The Office for National Statistics, in its latest figures, puts growth in UK gross domestic product in the final three months of 2014 at 0.6 per cent, having estimated expansion at 0.5 per cent previously.
It now puts UK growth in 2014 at 2.8 per cent. This is up from the ONS's previous 2.6 per cent estimate of expansion last year. However, in December, the Office for Budget Responsibility had projected the UK economy would achieve growth of three per cent over 2014 as a whole.
The OBR forecasts UK growth will slow this year to 2.5 per cent, a below-trend rate.
The latest ONS figures show business investment dropped by 0.9 per cent quarter-on-quarter in the final three months of last year.
Howard Archer, chief UK economist at consultancy IHS Global Insight, said: "The marked relapse in business investment was disappointing. Healthy business investment is vital if the UK is to significantly lift productivity and generate sustainable balanced growth."

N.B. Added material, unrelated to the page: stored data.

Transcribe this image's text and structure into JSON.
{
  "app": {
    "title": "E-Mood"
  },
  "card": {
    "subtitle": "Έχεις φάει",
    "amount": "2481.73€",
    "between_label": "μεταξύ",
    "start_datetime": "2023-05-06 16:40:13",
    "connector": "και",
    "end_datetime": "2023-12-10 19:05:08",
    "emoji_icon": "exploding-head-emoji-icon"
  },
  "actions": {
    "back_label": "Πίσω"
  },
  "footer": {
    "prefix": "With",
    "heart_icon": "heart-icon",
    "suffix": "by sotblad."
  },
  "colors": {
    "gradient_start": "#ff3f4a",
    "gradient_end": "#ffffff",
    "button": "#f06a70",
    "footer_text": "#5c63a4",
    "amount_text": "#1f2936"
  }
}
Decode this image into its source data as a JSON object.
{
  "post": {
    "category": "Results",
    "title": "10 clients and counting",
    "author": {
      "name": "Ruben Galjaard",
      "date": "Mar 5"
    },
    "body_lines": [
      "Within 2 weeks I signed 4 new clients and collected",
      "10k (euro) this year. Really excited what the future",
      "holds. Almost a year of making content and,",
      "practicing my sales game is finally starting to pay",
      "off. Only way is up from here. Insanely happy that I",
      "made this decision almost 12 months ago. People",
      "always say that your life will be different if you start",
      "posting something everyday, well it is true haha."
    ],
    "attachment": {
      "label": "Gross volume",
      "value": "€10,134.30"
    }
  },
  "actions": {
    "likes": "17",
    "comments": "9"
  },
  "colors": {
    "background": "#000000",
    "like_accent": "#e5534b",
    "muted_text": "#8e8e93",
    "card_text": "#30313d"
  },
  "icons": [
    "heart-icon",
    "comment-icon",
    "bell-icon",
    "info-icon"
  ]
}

There was better news on the export front for the UK in the fourth quarter of last year.
Exports rose by 4.6 per cent quarter-on-quarter in the final three months of last year. They had fallen in each of the two previous quarters.
The upward revision to fourth-quarter growth helped support the pound.
Sterling was trading around $1.4849 at 5pm, up by 0.61 cents on its Monday close in London.
The pound also gained ground against the euro. The single currency was trading around 72.36p at 5pm, down 0.76p on its close in London on Monday.
Growth in the fourth quarter of 2014 now matches the 0.6 per cent rate in the preceding three months. Expansion has slowed since the start of last year. The UK economy grew by 0.9 per cent in the first quarter of 2014, and by 0.8 per cent in the three months to June.